Unlocking the power of asyncio Semaphore
When building asynchronous applications, oftentimes you need to limit the number of simultaneous connections to a shared resource. It can be your internal server, or an API that has usage limits.
asyncio
library provides a dedicated synchronization primitive Semaphore
created exactly for this purpose. However, let’s first try to solve this problem without using it, in order to fully appreciate the value of this mechanism.
We can limit the number of simultaneous connections by using a counter
variable that will be incremented whenever we start making a request and decremented when we receive our response. Let’s look at the example code:
import asyncio
import aiohttp
URL = "https://google.com/"
connections = 0
connections_limit = 3
async def make_request(session: aiohttp.ClientSession):
global connections
while connections >= connections_limit:
await asyncio.sleep(0.1)
connections += 1
async with session.get(URL) as response:
await response.text()
connections -= 1
async def main():
async with aiohttp.ClientSession() as session:
await asyncio.gather(*(make_request(session) for _ in range(10)))
asyncio.run(main())
You may have guessed that this code has a problem - it allows possible race conditions when multiple coroutines
try to concurrently mutate our connections
variable.
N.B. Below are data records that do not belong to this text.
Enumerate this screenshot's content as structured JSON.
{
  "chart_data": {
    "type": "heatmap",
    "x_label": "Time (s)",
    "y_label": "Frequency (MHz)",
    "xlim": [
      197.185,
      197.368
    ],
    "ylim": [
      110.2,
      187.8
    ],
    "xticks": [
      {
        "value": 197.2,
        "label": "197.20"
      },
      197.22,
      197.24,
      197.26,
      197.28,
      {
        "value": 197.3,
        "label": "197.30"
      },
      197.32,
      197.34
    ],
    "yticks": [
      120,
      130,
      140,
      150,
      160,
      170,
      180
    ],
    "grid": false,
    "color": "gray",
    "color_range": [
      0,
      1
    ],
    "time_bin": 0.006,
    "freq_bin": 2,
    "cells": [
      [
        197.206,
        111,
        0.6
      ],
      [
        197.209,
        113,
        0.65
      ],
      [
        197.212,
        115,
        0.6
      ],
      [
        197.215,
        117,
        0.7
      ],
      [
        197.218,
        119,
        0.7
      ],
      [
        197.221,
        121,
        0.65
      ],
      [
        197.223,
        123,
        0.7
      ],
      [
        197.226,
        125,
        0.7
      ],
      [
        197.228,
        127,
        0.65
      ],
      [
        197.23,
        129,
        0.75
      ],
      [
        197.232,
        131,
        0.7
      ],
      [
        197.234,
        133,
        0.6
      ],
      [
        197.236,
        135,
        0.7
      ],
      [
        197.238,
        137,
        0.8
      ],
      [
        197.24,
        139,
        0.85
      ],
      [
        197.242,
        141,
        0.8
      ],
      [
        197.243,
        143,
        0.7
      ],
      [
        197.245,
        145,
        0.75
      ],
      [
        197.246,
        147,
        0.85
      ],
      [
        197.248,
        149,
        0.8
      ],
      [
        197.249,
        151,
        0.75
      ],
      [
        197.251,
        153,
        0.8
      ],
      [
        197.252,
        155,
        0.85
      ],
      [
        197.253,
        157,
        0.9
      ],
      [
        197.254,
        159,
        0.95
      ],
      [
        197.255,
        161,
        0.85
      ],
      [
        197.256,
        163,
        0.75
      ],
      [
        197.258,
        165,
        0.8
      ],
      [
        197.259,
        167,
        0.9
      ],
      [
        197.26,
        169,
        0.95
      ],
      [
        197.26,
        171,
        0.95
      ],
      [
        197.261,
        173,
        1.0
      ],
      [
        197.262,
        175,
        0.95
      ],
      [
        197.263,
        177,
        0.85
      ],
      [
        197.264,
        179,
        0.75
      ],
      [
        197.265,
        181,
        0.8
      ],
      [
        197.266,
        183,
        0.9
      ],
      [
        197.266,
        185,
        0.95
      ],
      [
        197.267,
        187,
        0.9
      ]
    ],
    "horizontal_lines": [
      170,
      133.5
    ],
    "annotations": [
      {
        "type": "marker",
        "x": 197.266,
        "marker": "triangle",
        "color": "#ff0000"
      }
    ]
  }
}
This can lead to inaccurate connections counting. We can fix that by introducing a Lock
:
import asyncio
import aiohttp
URL = "https://google.com/"
connections = 0
connections_limit = 3
connections_lock = asyncio.Lock()
async def make_request(session: aiohttp.ClientSession):
global connections
while connections >= connections_limit:
await asyncio.sleep(0.1)
async with connections_lock:
connections += 1
async with session.get(URL) as response:
await response.text()
async with connections_lock:
connections -= 1
async def main():
async with aiohttp.ClientSession() as session:
await asyncio.gather(*(make_request(session) for _ in range(10)))
asyncio.run(main())
Now the connections_lock
ensures that only a single coroutine
can mutate the connections
variable at any moment in time. Even though this example now works, the code is far from being beautiful. It can however be simplified significantly by using the above mentioned Semaphore
primitive:
import asyncio
import aiohttp
URL = "https://google.com/"
connections = 0
sem = asyncio.Semaphore(3)
async def make_request(session: aiohttp.ClientSession):
async with sem:
async with session.get(URL) as response:
await response.text()
async def main():
async with aiohttp.ClientSession() as session:
await asyncio.gather(*(make_request(session) for _ in range(10)))
asyncio.run(main())
This code does pretty much the same job as the example with the Lock. asyncio.Semaphore
automatically blocks the execution of the coroutine
if the number of currently acquired locks that were not released exceeds the specified capacity.